Calculated using a formula involving:
- A value obtained from statistical tables or software, based on:
  - Alpha level (typically 0.05)
  - The number of means being compared (R)
  - Degrees of freedom error
- Mean square error
- Sample size
Formula: $CD = Q * \sqrt{\frac{MSE}{n}}$
- Where:
  - $Q$ is the value from the Tukey's range distribution table.
  - $MSE$ is the mean square error from the ANOVA.
  - $n$ is the sample size per group.

Degrees of freedom error = 45 (e.g., 9 participants in each of 5 groups).
Using a Tukey's range distribution table (e.g., Hinkle et al.), find the Q value.
- For alpha = 0.05 and degrees of freedom error = 40, Q = 4.04.
- For alpha = 0.05 and degrees of freedom error = 60, Q = 3.98.
- Approximating for degrees of freedom error = 45, Q ≈ 4.02.
Given mean square error = 9.67 and n = 10, calculate the critical difference:
$CD = 4.02 * \sqrt{\frac{9.67}{10}} = 3.95$
Interpretation: If the difference between any two group means is greater than 3.95, the difference is significant at the 0.05 level.

If the difference between the means of two groups exceeds the critical difference (e.g., 3.95), then the groups are considered significantly different at the 0.05 level.
Example: If the difference between the means of IST and Imagery groups is greater than 3.95, they are significantly different.

When examining figures presenting group means and confidence intervals, check for overlap between the confidence intervals.
If the overlap is more than 25% of the interval length, the difference is not statistically significant at the 0.05 level.
If there is no overlap, there is a significant difference.

Software output indicates which group means differ significantly.
Example: Motivational self-talk and instructional self-talk may not be significantly different from each other, even if one mean is slightly higher than the other, because the null hypothesis suggests any observed difference could be due to experimental error or within-group error, not the treatment.
Conclusion: Instructional self-talk may not be as effective as unrelated self-talk, imagery, or modeling.

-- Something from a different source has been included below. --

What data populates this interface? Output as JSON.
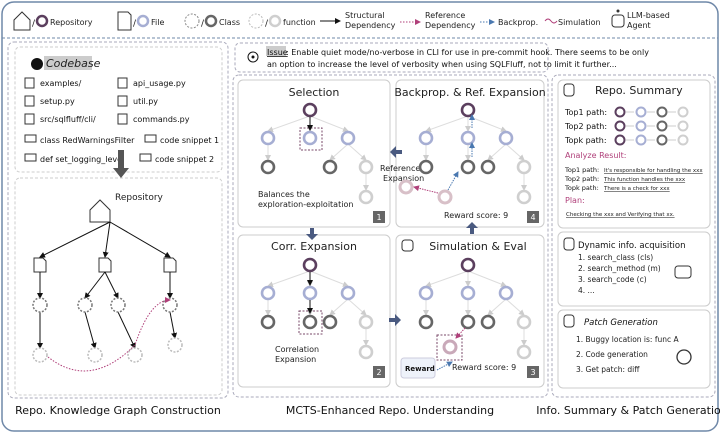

Report whether the post-hoc test (e.g., Tukey) revealed significant differences at the 0.05 level.
Unlike t-tests, specific p-values (e.g., 0.031) are not typically reported for post-hoc tests; only whether the difference is significant or not at the 0.05 level.
The Tukey test is different from paired t-tests in its formula to avoid inflating Type I error.
The Tukey test should only be used if the ANOVA showed a significant overall finding.
Example Write-up: "Post-hoc analysis using the Tukey test revealed a significant difference between groups A and B at the 0.05 level."